Files
homelab-infra/ops/restore-tests/immich-restore-test.sh
T

248 lines
7.7 KiB
Bash
Executable File

#!/bin/bash
set -euo pipefail
# Immich Restore Smoke Test
#
# Nicht-destruktiver Restore-Smoke-Test fuer Immich.
# - liest immich.dump aus dem produktiven Borg-Archiv
# - importiert in eine isolierte Test-Postgres-Instanz mit gleichem
# VectorChord-Image wie Produktion
# - startet einen isolierten Immich-Server-Container ohne Traefik und
# ohne ML-Container
# - prueft Login-Page und Asset-Anzahl aus DB
# - bereinigt anschliessend
#
# Produktiver Immich-Stack wird NICHT angefasst.
# Produktive Foto-Pfade unter /mnt/user/photos/* werden NICHT gemountet.
SCRIPT_DIR="$(cd "$(dirname "$0")" && pwd)"
. "$SCRIPT_DIR/common.sh"
WHATIF=0
KEEP_DATA=0
for arg in "$@"; do
case "$arg" in
--what-if) WHATIF=1 ;;
--keep-data) KEEP_DATA=1 ;;
*) echo "Unknown argument: $arg" >&2; exit 1 ;;
esac
done
RESTORE_ROOT="/mnt/user/backups/restore-lab/immich"

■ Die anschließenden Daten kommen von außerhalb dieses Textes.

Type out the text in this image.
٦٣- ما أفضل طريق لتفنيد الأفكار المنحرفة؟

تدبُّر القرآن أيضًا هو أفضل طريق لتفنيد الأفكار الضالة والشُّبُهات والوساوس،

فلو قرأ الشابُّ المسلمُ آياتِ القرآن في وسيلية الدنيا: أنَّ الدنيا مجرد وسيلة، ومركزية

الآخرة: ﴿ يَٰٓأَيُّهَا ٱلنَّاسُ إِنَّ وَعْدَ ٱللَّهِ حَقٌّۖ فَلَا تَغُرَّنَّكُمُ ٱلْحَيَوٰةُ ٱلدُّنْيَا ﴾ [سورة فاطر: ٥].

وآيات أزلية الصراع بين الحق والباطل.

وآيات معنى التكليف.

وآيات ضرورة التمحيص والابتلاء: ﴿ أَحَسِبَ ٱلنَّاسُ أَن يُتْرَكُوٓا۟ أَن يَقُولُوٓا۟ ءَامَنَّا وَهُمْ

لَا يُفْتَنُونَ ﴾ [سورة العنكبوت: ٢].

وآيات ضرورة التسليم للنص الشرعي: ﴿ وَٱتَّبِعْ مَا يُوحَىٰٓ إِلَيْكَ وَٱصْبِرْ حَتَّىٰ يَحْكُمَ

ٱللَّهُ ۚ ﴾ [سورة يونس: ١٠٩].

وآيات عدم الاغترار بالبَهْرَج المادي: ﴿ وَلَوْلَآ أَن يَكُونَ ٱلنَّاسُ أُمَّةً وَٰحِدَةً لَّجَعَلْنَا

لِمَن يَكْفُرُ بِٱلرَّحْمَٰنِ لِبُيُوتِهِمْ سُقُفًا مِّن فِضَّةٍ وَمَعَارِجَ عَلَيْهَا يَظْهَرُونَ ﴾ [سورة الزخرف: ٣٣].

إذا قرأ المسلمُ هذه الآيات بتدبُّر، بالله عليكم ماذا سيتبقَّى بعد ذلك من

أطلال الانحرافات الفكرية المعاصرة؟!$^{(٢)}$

REPORT_ROOT="/mnt/user/backups/restore-reports"
EXTRACT_DIR="$BORG_RESTORE_HOST_ROOT/immich-extract"
COMPOSE_FILE="$SCRIPT_DIR/immich-compose.test.yml"
REPORT_FILE="$REPORT_ROOT/immich-$(date +%F).md"
if [ "$WHATIF" -eq 1 ]; then
cat <<EOF
Immich restore test
Mode: WhatIf
RestoreRoot: $RESTORE_ROOT
ReportRoot: $REPORT_ROOT
Expected Borg source paths:
- local/borg-dumps/latest/immich.dump
Planned isolation:
- Test-Postgres: ghcr.io/immich-app/postgres:14-vectorchord0.4.3-pgvectors0.2.0
- Test-Redis: redis:8.8.0-alpine (rebuildbar, kein Restore)
- Test-Server: ghcr.io/immich-app/immich-server:release (Image-Pin wie Produktion)
- ML-Container bewusst weggelassen
- Test-Upload: leer, unter $RESTORE_ROOT/upload
- Productive photo paths NOT mounted: /mnt/user/photos/immich, /mnt/user/photos/family_archive
- Test endpoint: 127.0.0.1:12283 (no Traefik, no public domain)
Smoke-Test:
- Test-Postgres healthy
- pg_restore -Fc -> immich.dump
- HTTP 200/302/3xx von 127.0.0.1:12283
- Asset-Count aus DB
EOF
exit 0
fi
require_cmd docker
require_cmd curl
require_path "$BORG_PASSPHRASE_FILE_DEFAULT"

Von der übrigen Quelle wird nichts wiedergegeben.